残りのふたりはって?彼女たち、別に死んでませんでしたから、悪魔の実だけ抜き取ってそのまま転送しておきました。ほら、覚えてらっしゃいますか?22話のホルモンさんの台詞。

 

『サルタン中将殿!!テロリストどもの引き取りと留置が完了したでェあります!!海軍本部への護送艦への引き渡しは明々後日の一〇〇〇を予定とのことであります!!』

 

【猟犬部隊と諜報部隊の連携により確保されたテロリストたちの大半はしかし、正当防衛により返り討ちにされ亡き者に。辛うじて生き残った者たち、意図的に生き長らえさせた者たちはいわば、ニャルラト正教会から海軍への貢ぎ物であると言える】

 

そうです、テロリストたちは別に全員皆殺しにしたわけではなく、何人かはあちらさんの面子を立てるために、生かしておいたまま海軍本部へ引き渡す手筈となっていたアレですね。後付け設定乙?どう見ても死んだじゃんってキャラが実は生きてましたってのはアラバスタ編辺りからワンピースでは頻発するよくある出来事ですので気にしない気にしない。

 

一度ルフィさんたちが引き起こした大騒ぎに乗じてインペルダウンから脱獄してきたとはいえ、さすがに二度目の大脱走劇はなかろうということで彼女たちには再度インペルダウンに逆戻りしてもらおうという魂胆でしたが、そちらにいるより現実世界に異世界転移してもらった方がお互いにとって安全そうですし、そうすることにしました。

 

現代日本で戸籍も持っていないような明らかに外国人の美少女、美女、美幼女が三人もどうやって生きていくんだと思われるかもしれませんが、そこら辺はハウトさん改め羽生人さんに男を見せて頂きましょう。

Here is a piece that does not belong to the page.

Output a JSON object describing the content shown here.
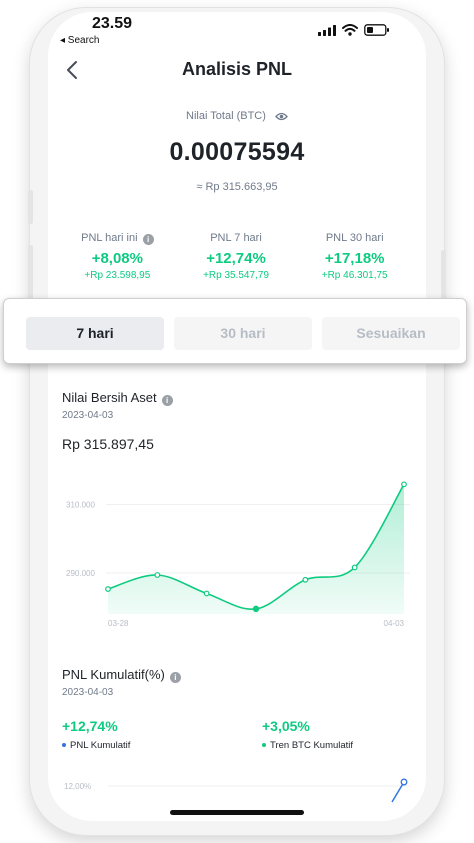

大丈夫大丈夫、異世界転生したら本気出せたのですから、元の世界でも本気を出してやればできる子であるに違いありません。調べたところ、宝丸さん、ご両親がお仕事の都合で何年も海外出張しているため、生活費だけ振り込んでもらいながらひとり暮らししているみたいですし、同居人が多少増えたところで問題ないでしょう。

 

いきなり異世界や並行世界や未来から美少女が我が家にやってくるなんて男の都合のいい妄想が大爆発したラノベやアニメ何て古今東西いくらでもあります。それらの主人公くんに倣って、羽生人さんの頑張り次第でどうとでもなるのではないでしょうか。どうにかなるといいなあ。いえ、私は信じていますよ。どうか彼らの未来に幸あらんことを。